Das kommt besonders in der Schulzeit aber nicht häufig vor. Meistens ist die zu Verfügung stehende Zeit zu kurz und es entsteht oft das Gefühl, keine Kontrolle mehr über die Situation zu haben. Zum Beispiel können dann Informationen schlechter aufgenommen werden, Konzentration und Arbeitsmotivation lassen nach und die Gefahr von Fehlern steigt. Dass man sich so auch nur wenig von dem Gelernten merkt und das Gefühl hat, einen Schummelzettel zu benötigen, ist logisch.
Notlösung
Aufgrund der oben genannten Faktoren, kann es als Schüler*in also ziemlich schwierig sein, für mehrere Fächer gleichzeitig zu lernen. Viele Jugendliche von 14-18 Jahren (laut einer Studie aus Leipzig ca. 80%) finden es okay zu schummeln. Und das nicht nur in der Schulzeit: 37% der Studierenden schreiben bei Prüfungen von der Sitznachbarin* oder dem Sitznachbar* ab. Dazu kommt noch, dass kaum jemand von uns sich für alle Fächer gleichviel interessiert. Wenn man für ein Fach lernt, das man persönlich nicht ausstehen kann, sinkt die Motivation sich den Stoff zu merken noch mehr und die Versuchung, einfach alles auf die Hand zu schreiben, steigt. Den Lehrpersonen sind die Gründe für das Schummeln meistens egal und achten nicht darauf, wie viel wir Schüler*innen auch in den anderen Schulfächern zu tun haben. Personen, die dabei erwischt werden, stempeln sie als „faul“ oder „dumm“ ab.

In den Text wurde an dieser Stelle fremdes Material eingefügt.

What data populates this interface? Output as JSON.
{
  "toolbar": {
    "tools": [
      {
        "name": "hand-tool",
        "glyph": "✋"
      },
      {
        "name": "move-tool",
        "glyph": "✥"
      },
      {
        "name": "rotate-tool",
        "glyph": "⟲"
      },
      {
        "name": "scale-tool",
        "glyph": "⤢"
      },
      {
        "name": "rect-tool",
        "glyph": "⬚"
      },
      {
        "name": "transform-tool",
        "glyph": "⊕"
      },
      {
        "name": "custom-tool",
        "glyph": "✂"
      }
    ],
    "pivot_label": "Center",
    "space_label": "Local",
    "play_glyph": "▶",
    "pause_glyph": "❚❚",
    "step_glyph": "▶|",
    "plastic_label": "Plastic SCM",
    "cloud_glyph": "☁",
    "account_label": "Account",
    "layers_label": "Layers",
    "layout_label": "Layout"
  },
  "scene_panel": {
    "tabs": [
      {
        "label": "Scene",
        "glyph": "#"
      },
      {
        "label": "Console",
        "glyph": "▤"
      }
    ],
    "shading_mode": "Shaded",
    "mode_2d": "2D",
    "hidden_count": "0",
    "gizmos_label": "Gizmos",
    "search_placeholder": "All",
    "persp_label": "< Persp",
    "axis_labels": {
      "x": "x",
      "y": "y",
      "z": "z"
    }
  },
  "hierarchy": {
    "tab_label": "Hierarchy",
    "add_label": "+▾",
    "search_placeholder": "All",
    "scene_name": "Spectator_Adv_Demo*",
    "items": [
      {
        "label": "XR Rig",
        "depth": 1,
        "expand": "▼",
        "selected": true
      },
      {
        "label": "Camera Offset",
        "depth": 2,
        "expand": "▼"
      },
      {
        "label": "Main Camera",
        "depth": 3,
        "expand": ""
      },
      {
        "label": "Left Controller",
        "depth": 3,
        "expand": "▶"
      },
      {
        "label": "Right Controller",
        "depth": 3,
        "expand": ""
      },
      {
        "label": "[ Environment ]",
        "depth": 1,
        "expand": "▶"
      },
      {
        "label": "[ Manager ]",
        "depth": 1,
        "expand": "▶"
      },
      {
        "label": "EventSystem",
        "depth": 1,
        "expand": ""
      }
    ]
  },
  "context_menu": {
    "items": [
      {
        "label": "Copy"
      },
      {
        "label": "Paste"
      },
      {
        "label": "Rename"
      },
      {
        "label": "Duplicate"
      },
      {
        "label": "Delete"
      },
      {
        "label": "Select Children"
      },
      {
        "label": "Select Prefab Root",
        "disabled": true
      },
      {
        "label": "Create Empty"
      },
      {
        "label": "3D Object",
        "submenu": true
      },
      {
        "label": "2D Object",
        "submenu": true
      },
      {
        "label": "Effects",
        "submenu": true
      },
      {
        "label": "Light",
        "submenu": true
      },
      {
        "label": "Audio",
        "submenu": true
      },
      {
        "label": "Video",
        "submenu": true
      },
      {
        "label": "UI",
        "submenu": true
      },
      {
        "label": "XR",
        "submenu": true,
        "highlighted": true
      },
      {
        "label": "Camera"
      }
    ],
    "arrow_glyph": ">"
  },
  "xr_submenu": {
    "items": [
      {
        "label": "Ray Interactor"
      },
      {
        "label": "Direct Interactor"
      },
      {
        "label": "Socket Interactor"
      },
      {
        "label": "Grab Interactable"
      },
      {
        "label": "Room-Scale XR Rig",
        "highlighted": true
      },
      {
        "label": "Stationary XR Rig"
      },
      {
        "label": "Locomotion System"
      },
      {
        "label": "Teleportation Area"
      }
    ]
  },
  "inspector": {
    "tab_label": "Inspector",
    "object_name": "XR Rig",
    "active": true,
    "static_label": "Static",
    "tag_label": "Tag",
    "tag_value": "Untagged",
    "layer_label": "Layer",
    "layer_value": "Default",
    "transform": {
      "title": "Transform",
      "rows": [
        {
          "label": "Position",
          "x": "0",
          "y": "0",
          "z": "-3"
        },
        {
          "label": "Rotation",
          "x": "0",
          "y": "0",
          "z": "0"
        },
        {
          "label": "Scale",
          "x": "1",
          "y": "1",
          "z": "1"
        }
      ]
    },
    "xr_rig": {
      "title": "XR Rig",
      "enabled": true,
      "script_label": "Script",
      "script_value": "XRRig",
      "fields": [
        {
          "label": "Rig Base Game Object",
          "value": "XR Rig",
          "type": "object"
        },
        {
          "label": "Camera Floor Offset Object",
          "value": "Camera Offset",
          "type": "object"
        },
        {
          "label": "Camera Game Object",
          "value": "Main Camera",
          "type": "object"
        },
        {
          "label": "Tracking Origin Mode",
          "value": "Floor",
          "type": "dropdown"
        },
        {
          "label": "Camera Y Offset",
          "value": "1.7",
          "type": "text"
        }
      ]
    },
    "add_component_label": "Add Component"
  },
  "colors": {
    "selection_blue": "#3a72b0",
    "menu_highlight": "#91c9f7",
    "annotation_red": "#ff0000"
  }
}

Schummeln erlaubt! – Die Lösung aller Lösungen?
Einige Lehrpersonen meinen, dass man sich als Schüler*in den zu lernenden Stoff viel besser merken kann, wenn man sich für den Test einen kleinen Zettel mit den wichtigesten Informationen schreibt. Ich selber habe eine Psychologielehrerin*, bei der wir diese Lernmethode anwenden dürfen. Und siehe da – es gibt fast niemanden in meiner Klasse mit einer schlechteren Note als eine 3. Viele Mitschüler*innen sagen sogar, sie brauchen den Schummelzettel im Endeffekt gar nicht (bis auf ein paar Jahreszahlen), weil sie sich alles gut gemerkt haben.
Bei einem Schulsystem, das besser auf individuelle Stärken eingeht und auch Rücksicht auf uns Schüler*innen nimmt, wäre es allerdings gar nicht nötig zu schummeln. Dann hätten wir genug Zeit und keinen Druck uns für einen Text oder eine Schularbeit vorzubereiten und würden nicht auf verbotene Mittel zurückgreifen müssen.